Si les premières interprétations spirituelles de la relativité et de la théorie des quanta avaient déjà accoutumé les hommes de science à avoir des égards pour les religions, beaucoup étaient encore sujets à une certaine asphyxie quand ils se trouvaient dans un lieu saint. Quand les savants se furent assis sur des bancs aussi durs qu’archaïques, le président expliqua que les autorités religieuses avaient eu la bonté de permettre cette réunion, parce qu’elles avaient compris que la science et la religion devaient être des alliées, puisque les hommes de science avaient peu à peu découvert les fondements spirituels de la physique. En outre, le but de cette réunion était de discuter d’un de ces mystères suprêmes que la science avait la gloire de découvrir et la religion de transfigurer. Le président complimenta ensuite de son triomphe le jeune dispensateur d’énergie et lui demanda de lire son rapport au comité.

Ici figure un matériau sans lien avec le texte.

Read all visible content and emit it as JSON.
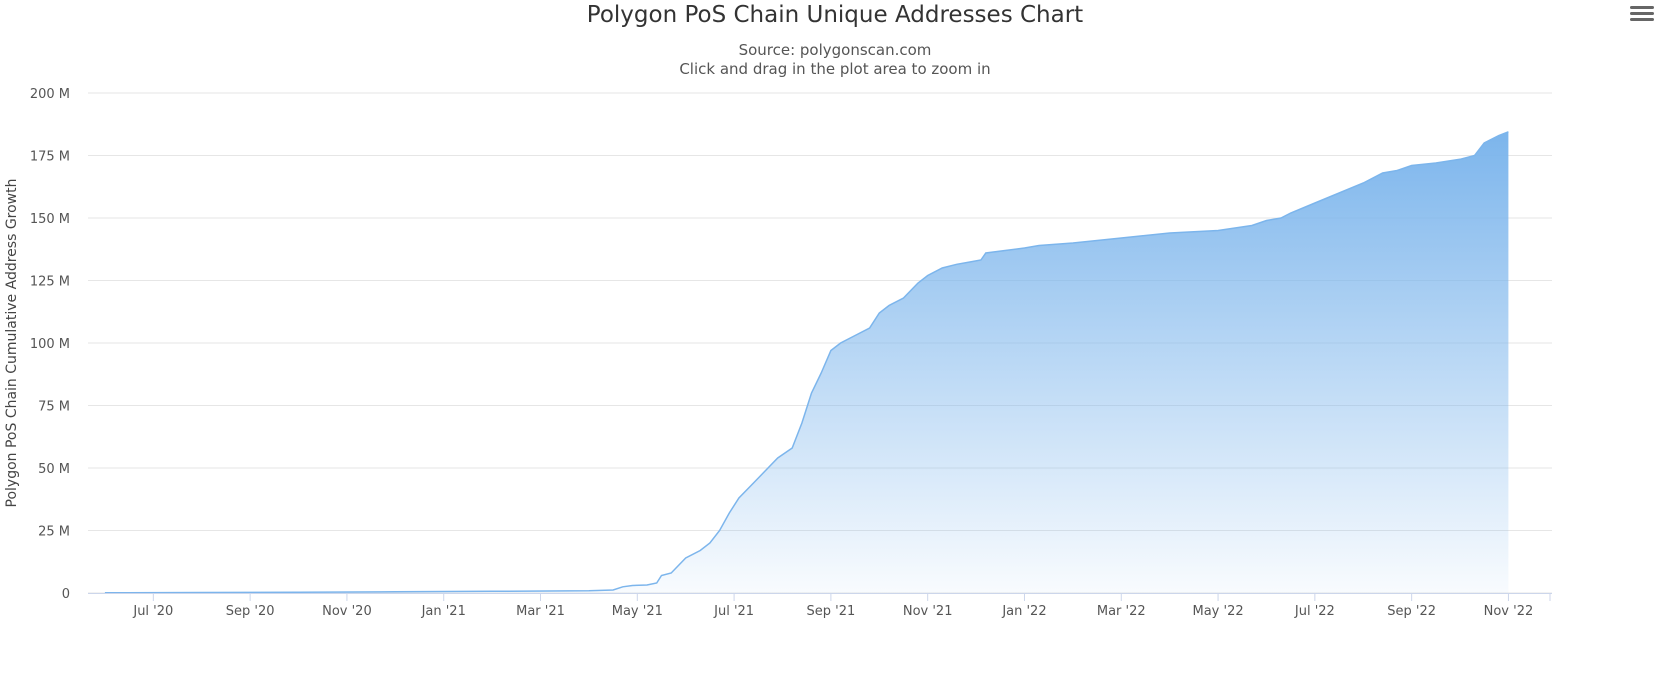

Le vieux représentant de la France intervint alors et se vit accorder la parole. Né presque cent quarante ans auparavant, et conservé davantage par une puissance innée de l’esprit que par les artifices du régénérateur, cet ancien parut parler du fond d’une époque lointaine et plus sage. Car, au sein d’une civilisation déclinante, ce sont souvent les vieux qui voient le plus loin, et avec des yeux jeunes. Il conclut comme suit un discours assez long, un peu ampoulé, mais au raisonnement précis : « Sans aucun doute, nous sommes les intelligences de la planète. Et de par notre dévouement à notre vocation, nous sommes sans doute aussi relativement honnêtes. Mais, hélas, nous sommes humains. Nous faisons de temps à autre de petites erreurs, et commettons des indiscrétions. Un pouvoir tel que celui qui nous est offert n’amènerait pas la paix. Au contraire, il perpétuerait nos haines nationales. Il jetterait le monde dans la confusion. Il saperait notre propre intégrité et nous transformerait en tyrans. En outre, il ruinerait la science. Et – eh bien, quand enfin le monde sauterait par quelque petite erreur, le désastre ne serait pas à déplorer. Je sais que l’Europe est presque certainement sur le point d’être détruite par ces enfants gâtés de l’autre côté de l’Atlantique. Mais aussi douloureux que cela soit, l’autre solution est pire. Non, monsieur ! Votre merveilleux jouet serait un cadeau pour esprits pleinement évolués, mais non pour nous qui sommes encore des barbares. Avec le plus profond regret, je vous supplie donc de détruire votre œuvre, et si cela était possible, jusqu’au souvenir même de vos merveilleuses recherches. Mais par-dessus tout, ne soufflez mot de votre procédé, à personne, pas même à nous. »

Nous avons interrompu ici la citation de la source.